Por Carlos Alberto Ospina M.
“Hijo, pare la escoba detrás de la puerta de la cocina a ver si se va la visita”. La solicitud se movía entre la superstición, el mito urbano y el deseo profundo de despachar la persona que llegó sin avisar. Por el contrario, la presencia de la tía bonachona que traía pasteles de Gloria rellenos de arequipe y guayaba, suscitaba la hilera de boquiabiertos en espera de la repartición del manjar.
“¡Ah, no mija, usted solo hace visita de médico! ¿Cuándo vuelve?”. A lo que respondía la esposa del tío: “un día de estos, querida”. Al unísono, los pequeños espectadores volteaban las caras embadurnadas de dulce y ripio de hojaldre con cierta sensación de zozobra a manera de runrún,“¿será que se demora en regresar?”
A diferencia de otros parientes, Ana Tulia, olía a jazmín y canela. Aunque se peinaba con aguapanela su cabellera brillaba como los rayos del sol, los ojos tiernos acompasaban las palabras y las manos bailaban al son de las redundantes historias, de vez en cuando, atiborradas de inverosímiles detalles. Ella sabía repartir cariño por igual, al mismo tiempo que tenía la habilidad de manejarse bien con todos.
“¡Nadie va a contestar el teléfono!”, gritaba la mamá desde el cuarto.
“Es el amigo de papá que vive en Barranquilla que quiere hablar con usted”, de dientes afuera exclamaba la hija mayor.

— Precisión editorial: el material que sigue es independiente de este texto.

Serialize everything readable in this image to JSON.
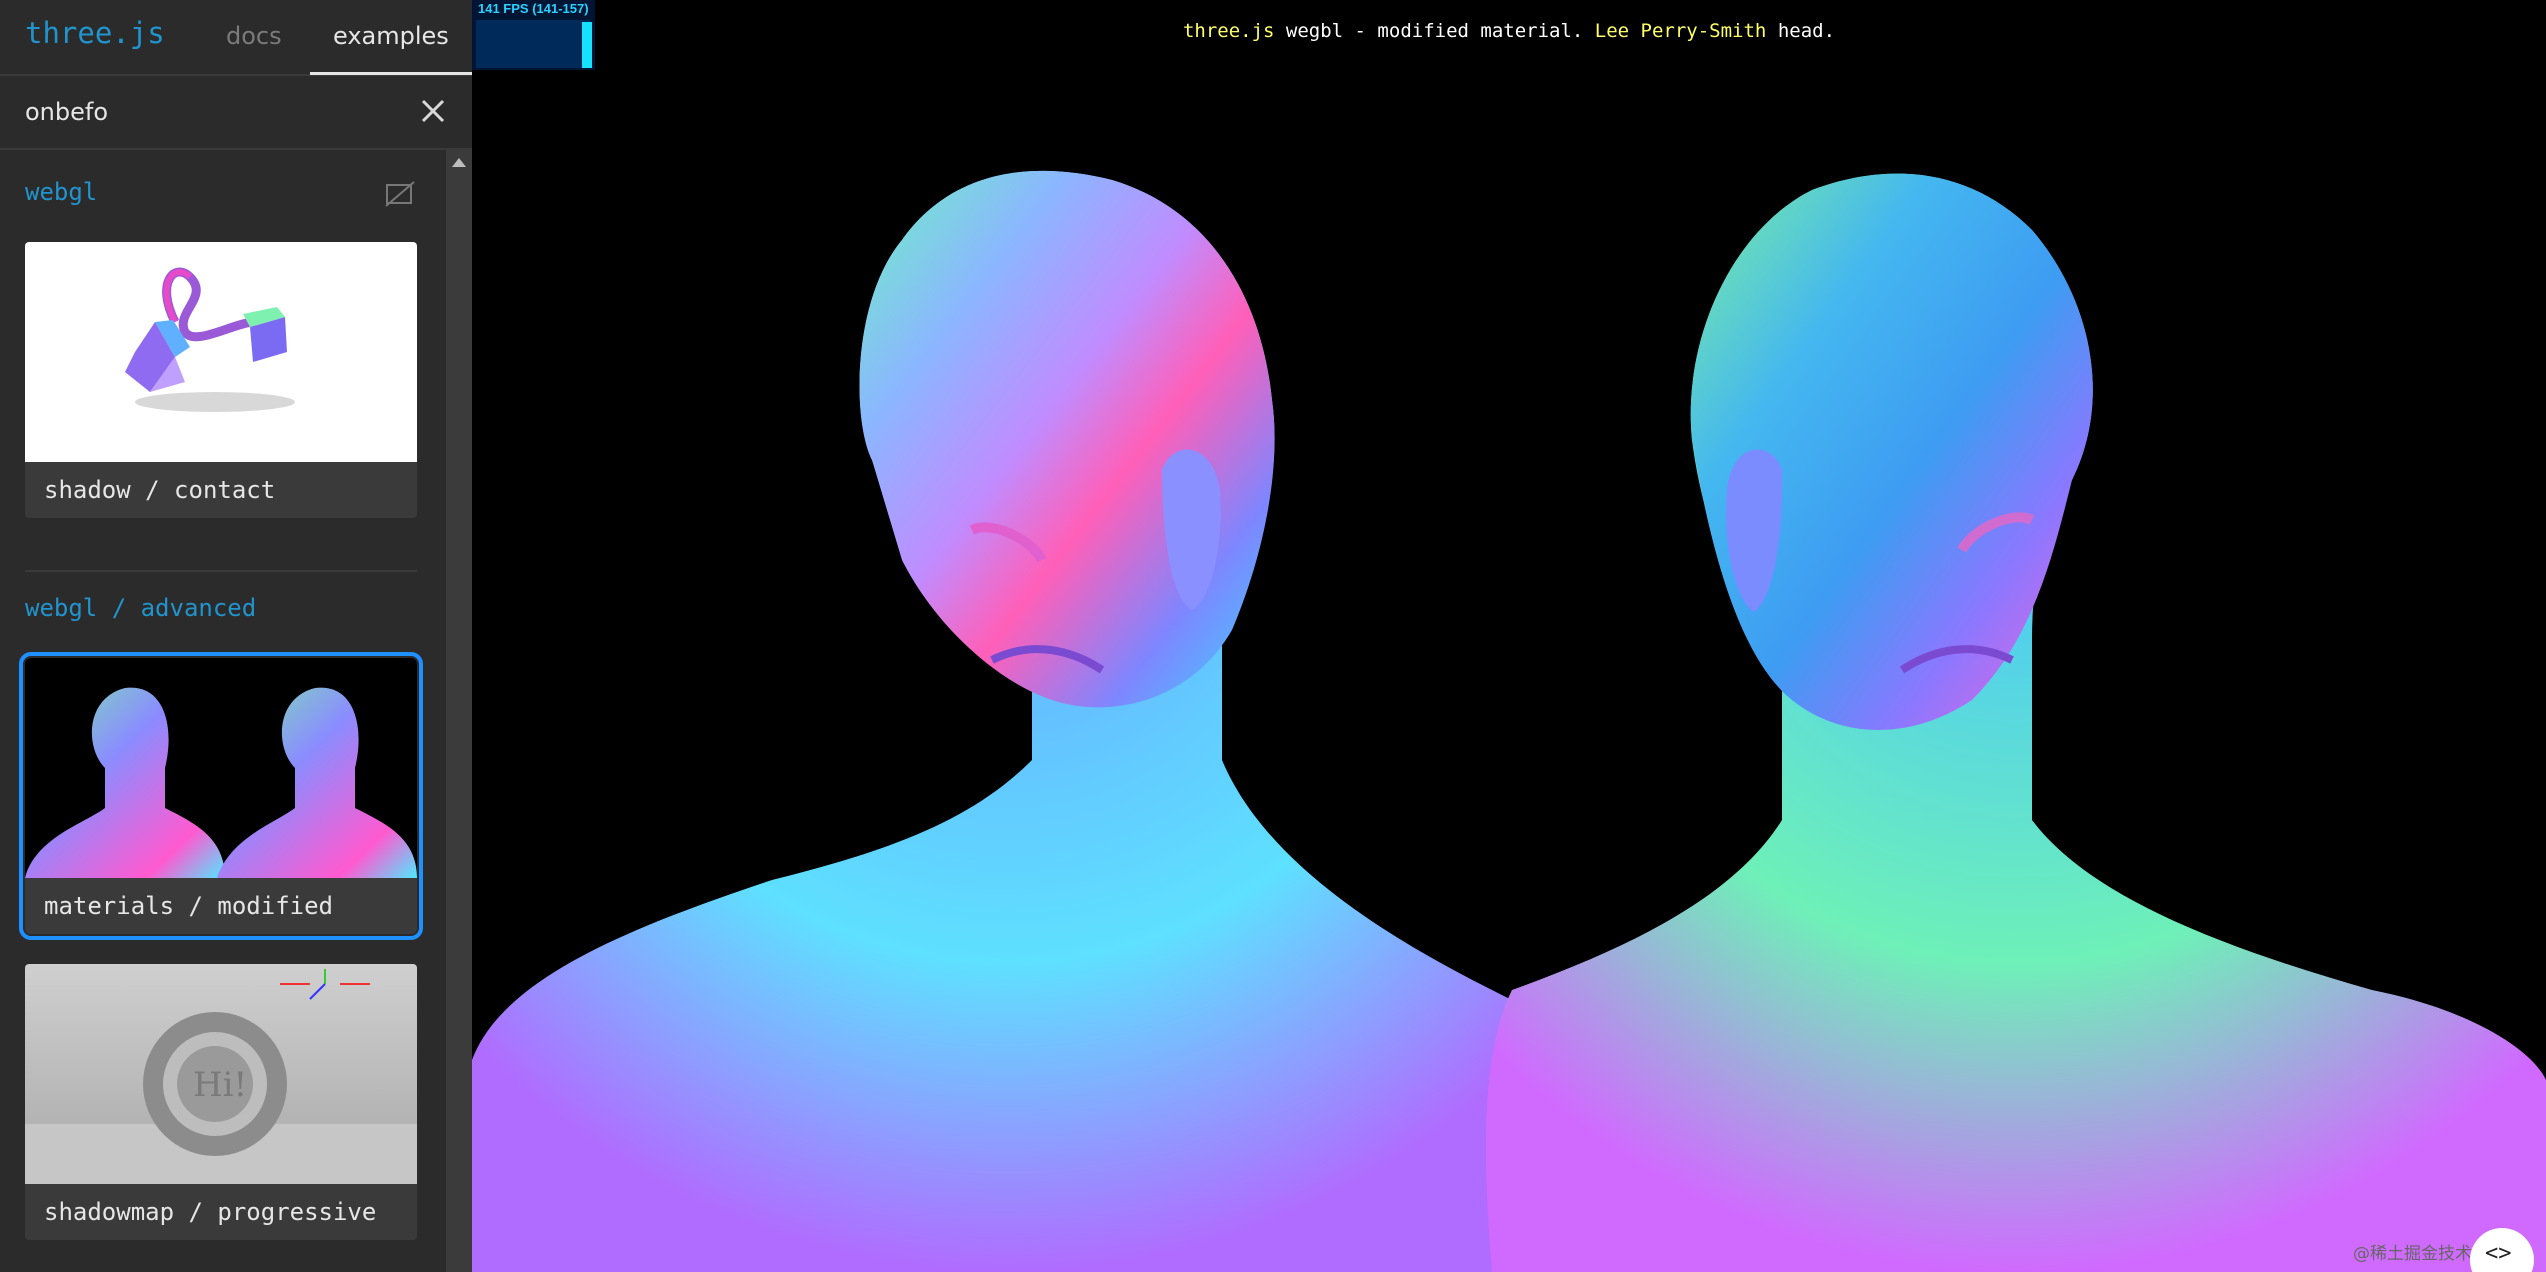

Al parecer, la primogénita conocía el fondo de la repentina llamada. El personaje en mención se dejaba ver siempre que precisaba salir de un apuro.

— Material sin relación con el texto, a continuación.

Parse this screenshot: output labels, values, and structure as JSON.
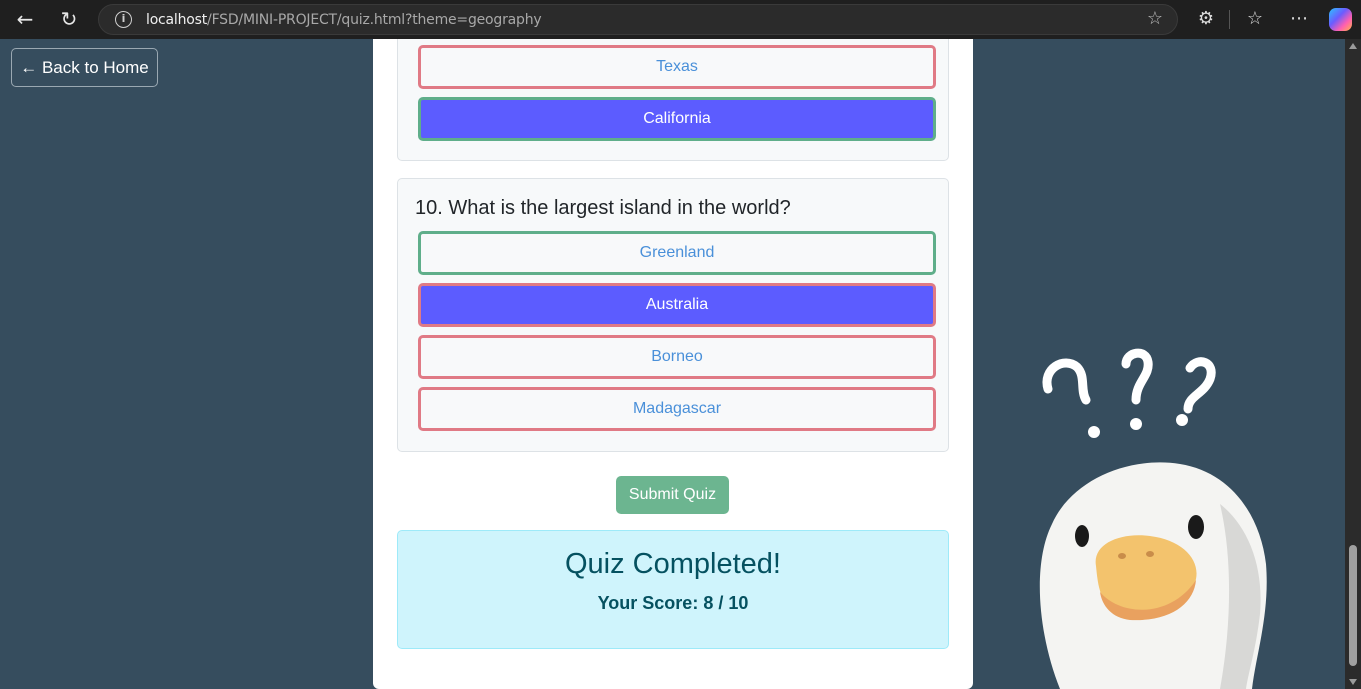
{
  "browser": {
    "url_host": "localhost",
    "url_path": "/FSD/MINI-PROJECT/quiz.html?theme=geography"
  },
  "page": {
    "back_label": "← Back to Home"
  },
  "quiz": {
    "previous_question": {
      "options": [
        {
          "label": "Texas",
          "state": "wrong"
        },
        {
          "label": "California",
          "state": "correct-selected"
        }
      ]
    },
    "question_10": {
      "text": "10. What is the largest island in the world?",
      "options": [
        {
          "label": "Greenland",
          "state": "correct"
        },
        {
          "label": "Australia",
          "state": "wrong-selected"
        },
        {
          "label": "Borneo",
          "state": "wrong"
        },
        {
          "label": "Madagascar",
          "state": "wrong"
        }
      ]
    },
    "submit_label": "Submit Quiz",
    "result": {
      "title": "Quiz Completed!",
      "score_text": "Your Score: 8 / 10"
    }
  },
  "colors": {
    "background": "#364d5e",
    "selected": "#5c5cff",
    "correct_border": "#5fae8a",
    "wrong_border": "#e07a85",
    "submit": "#6cb590",
    "result_bg": "#cff4fc"
  }
}
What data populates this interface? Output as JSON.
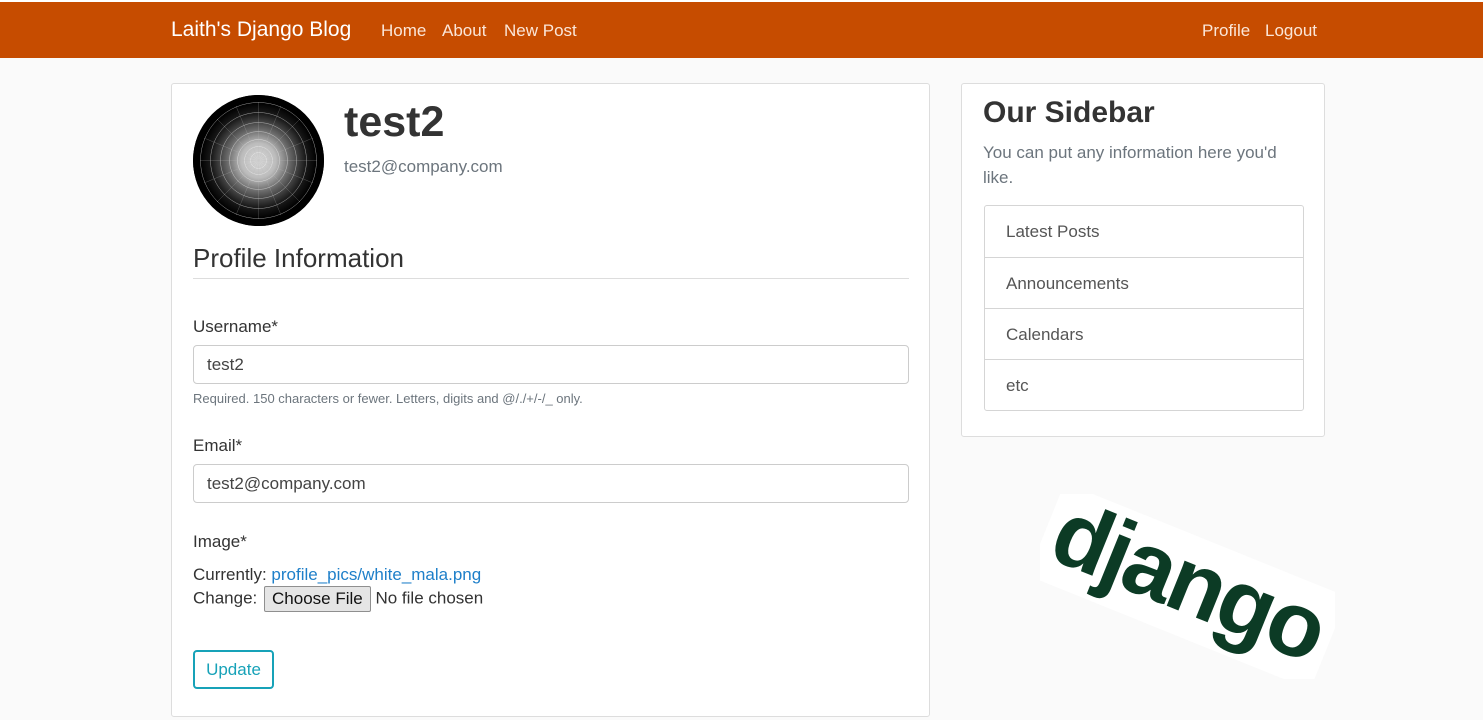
{
  "navbar": {
    "brand": "Laith's Django Blog",
    "links": [
      "Home",
      "About",
      "New Post"
    ],
    "right_links": [
      "Profile",
      "Logout"
    ],
    "color": "#c64c00"
  },
  "profile": {
    "username": "test2",
    "email": "test2@company.com"
  },
  "form": {
    "legend": "Profile Information",
    "username_label": "Username*",
    "username_value": "test2",
    "username_help": "Required. 150 characters or fewer. Letters, digits and @/./+/-/_ only.",
    "email_label": "Email*",
    "email_value": "test2@company.com",
    "image_label": "Image*",
    "currently_label": "Currently:",
    "current_file": "profile_pics/white_mala.png",
    "change_label": "Change:",
    "choose_file_button": "Choose File",
    "no_file_text": "No file chosen",
    "submit_label": "Update"
  },
  "sidebar": {
    "title": "Our Sidebar",
    "description": "You can put any information here you'd like.",
    "items": [
      "Latest Posts",
      "Announcements",
      "Calendars",
      "etc"
    ]
  },
  "logo": {
    "text": "django",
    "color": "#0c3b25"
  }
}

“¿Comadre, me puede hacer el favor de recibir a mi muchacho por dos semanas en su casa, mientras le consigo un apartamento allí?”. Para no darse contra las paredes con semejante petición, el ‘sí’ fue casi un imperceptible murmullo que con el pasar de los días se transformó en desesperación. Los pies podridos del costeño, Joby, provocaban vómito y creativas formas para ocultar el nauseabundo tufo por medio de fungicidas, aerosoles y cuanto menjurje hubiera a la mano.

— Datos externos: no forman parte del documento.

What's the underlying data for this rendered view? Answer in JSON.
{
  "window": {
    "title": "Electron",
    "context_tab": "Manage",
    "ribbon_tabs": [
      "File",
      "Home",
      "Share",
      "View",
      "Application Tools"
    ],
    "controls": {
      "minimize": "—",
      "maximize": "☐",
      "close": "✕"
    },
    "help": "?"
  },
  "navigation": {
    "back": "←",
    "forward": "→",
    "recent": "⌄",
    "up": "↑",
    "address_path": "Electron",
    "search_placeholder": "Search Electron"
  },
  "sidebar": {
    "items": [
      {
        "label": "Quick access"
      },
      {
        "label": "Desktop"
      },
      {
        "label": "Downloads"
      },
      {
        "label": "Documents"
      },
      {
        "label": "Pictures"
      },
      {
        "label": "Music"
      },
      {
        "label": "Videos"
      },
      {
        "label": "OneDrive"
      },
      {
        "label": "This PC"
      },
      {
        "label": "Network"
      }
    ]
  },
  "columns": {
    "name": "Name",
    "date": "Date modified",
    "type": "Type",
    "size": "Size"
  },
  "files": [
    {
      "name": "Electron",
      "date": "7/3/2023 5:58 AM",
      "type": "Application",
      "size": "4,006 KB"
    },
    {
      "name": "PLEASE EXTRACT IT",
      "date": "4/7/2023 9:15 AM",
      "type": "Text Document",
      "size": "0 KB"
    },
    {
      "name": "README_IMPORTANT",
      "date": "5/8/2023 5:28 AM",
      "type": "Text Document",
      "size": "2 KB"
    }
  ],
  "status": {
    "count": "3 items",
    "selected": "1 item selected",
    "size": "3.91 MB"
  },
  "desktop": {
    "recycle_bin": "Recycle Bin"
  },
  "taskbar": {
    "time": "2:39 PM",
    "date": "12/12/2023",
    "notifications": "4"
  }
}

Agotados los recursos y puesta a prueba la paciencia, alguien dijo “¡paren la escoba detrás de la puerta para que se vaya!” Cada armazón de madera o hierro tuvo la respectiva barredera en espera de arrastrar hacia afuera la interminable y fétida visita. En ocasiones, la escoba fue el arma contundente para darle en la cabeza a Joby, bajo la causa simulada de matar una cucaracha en el momento que se quitaba las medias. La suerte adversa finalizó a los seis meses, echando a escobazos hasta los fermentados zapatos que dejó olvidados en un rincón del clóset.
A la buena gente no se le pone la escoba en posición invertida. En cambio, hay visitas que huelen maluco a los pocos minutos de estar en casa. Así se escriben algunas historias.